English Dub Review: Juni Taisen “Even a Champion Racehorse May Stumble”

That is a dumb horse.

Overview (Spoilers)

Rabbit is fighting Monkey, Snake is hunting Rat, Ox is chasing Sheep, Sheep is creeping on Tiger and Horse is… Wait, where is Horse? Oh, there he is, hiding like a little coward in the vault of a bank. He’s scared spitless after his encounter with Ox. In the meantime, Monkey’s battle with Rabbit isn’t going so well. At first, she’s holding her own against him, but he runs away. When she gives chase, he attacks anew. She leverages her superior maneuverability to jump over and behind him, but ends up with two sword in her chest for the trouble. He was fully aware of her position, even though he couldn’t see her. Snake’s head tells him everything he needs to know from its perch in a nearby tree. As Monkey lay dying, Rabbit titters on about how she’s going to be his new friend. Elsewhere, Sheep’s quality time with Tiger is underwhelming. She might as well have been the warrior of the skunk for how drunk she is. Even though she was able to sense his presence at a distance, she spends most of their conversation on all fours with her butt in the air, purring at him in her drunken stupor. He readies a bomb to take her out. Before he even pulls the pin, she zips past him, cutting him down. For those of you who didn’t read this telegraphed twist from the previous episode, she’s a drunken master. She not only manages to kill him in one shot, but she pulls out his jewel at the same time! So, that brings us back to Horse. He runs through his backstory while he wets his pants in his little vault/fort. He was a soldier in Vietnam or the Congo or something like that. He fought against an opponent that was wearing power armor, who knocked him off a cliff. Ever since then, he’s done every form of training and treatment to make himself invincible. As he whimpers, Rat appears nearby inside his hidey hole, playing his game. Rats get into all sorts of strange places. He’s taking momentary refuge from Snake’s flamethrower, and comments on Horse’s situation. In a game like this, “just surviving” is basically dead. His break time over, Rat leaves with a bit of advice: Snake is coming, better run. Horse is skeptical, and sits around. Slowly, he finds it harder and harder to breathe. Just outside the vault, Snake burns down the building. The fire and heat may not hurt Horse, but the fire is burning away the oxygen, and you gotta breathe something. Still, not as tragic a death as Monkey. If she even is dead…

Courtesy: Funimation

Our Take

I gotta admit, this episode just didn’t catch me as much as the others did. Not just because I liked Monkey. It just felt like not enough was going on. Sure, three of the players are out of the game, but once Monkey was taken out, the others felt more like staring contests than deaths in a massive, free-for-all tournament. I honestly wasn’t expecting Monkey to die at this point in the game, and I’m wondering if that’s because she isn’t dead yet. It just seemed so sudden and unceremonious. The rest of the episode was predictable, and the dialogue isn’t even that worthwhile. It isn’t poorly written, it just has no content to it. Maybe it’s because I saw it all coming from a mile away. I’m actually having a hard time finding something to write about here, simply because it was just so low-octane.
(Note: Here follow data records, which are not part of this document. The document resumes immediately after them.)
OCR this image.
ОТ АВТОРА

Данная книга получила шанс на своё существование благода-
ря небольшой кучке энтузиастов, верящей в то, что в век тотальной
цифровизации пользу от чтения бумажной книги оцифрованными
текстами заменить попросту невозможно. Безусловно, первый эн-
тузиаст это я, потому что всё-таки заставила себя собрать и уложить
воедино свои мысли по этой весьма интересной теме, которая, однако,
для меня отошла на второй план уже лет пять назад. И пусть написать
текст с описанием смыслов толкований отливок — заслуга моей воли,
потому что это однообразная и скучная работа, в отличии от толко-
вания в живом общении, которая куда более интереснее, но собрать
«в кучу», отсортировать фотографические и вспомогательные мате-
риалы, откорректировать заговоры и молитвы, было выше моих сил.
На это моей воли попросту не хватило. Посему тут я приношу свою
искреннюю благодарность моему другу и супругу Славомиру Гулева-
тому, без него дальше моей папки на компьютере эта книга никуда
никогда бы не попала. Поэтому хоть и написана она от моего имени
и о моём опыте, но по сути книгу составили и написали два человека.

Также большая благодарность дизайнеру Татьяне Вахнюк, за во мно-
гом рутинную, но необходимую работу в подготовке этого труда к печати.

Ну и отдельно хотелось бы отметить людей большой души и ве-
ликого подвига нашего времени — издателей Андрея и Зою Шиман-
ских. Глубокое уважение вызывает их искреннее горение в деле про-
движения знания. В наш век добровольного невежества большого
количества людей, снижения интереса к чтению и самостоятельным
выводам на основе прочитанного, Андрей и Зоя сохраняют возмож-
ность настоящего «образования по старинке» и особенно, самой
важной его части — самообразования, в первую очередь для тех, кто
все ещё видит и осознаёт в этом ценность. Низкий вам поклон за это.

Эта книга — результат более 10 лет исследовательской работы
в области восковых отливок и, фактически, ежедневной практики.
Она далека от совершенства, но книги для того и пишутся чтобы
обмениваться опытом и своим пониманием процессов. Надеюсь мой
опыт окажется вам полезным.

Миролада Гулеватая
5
Similarly, the animation just isn’t always to the quality the show has set down in the past. It isn’t horrendous, but there are plenty of small errors and frames that could have been tightened up. Most of these are in the limited action sequences we get. Characters landing strangely, their bodies not moving in ways they should. It probably isn’t anything that would be noticeable unless you were looking for it. The shots of Rabbit maneuvering around Monkey were well done, however. They felt like Monkey’s actual POV, with parts of him briefly crossing the shot, but no full view of him.

Most of the lines this week were parts of inner monologue. However, I did enjoy Colleen Clinkenbeard’s performance as Tiger. She captured many unique cat sounds and incorporated them into her speech. Not in a cheesy way either. She blended the cat with the drunk to make Tiger’s speech patterns, and I found them delightful. Her opponent in Sheep’s Kenny Green handled his monologue well. He varied his tone throughout the sequence, keeping Sheep from getting too boring. Jerry Jewell’s Rabbit continues to be terribly creepy in how he sounds. So childlike but lower and breathier. Now that I look back, the voice acting was probably the best part of the episode.

Score

Summary

It was kind of inevitable. Every show has its episode that just isn't quite up to snuff. I reiterate: not bad, just slow and in need of tightening. I give the episode seven empty booze bottles out of ten.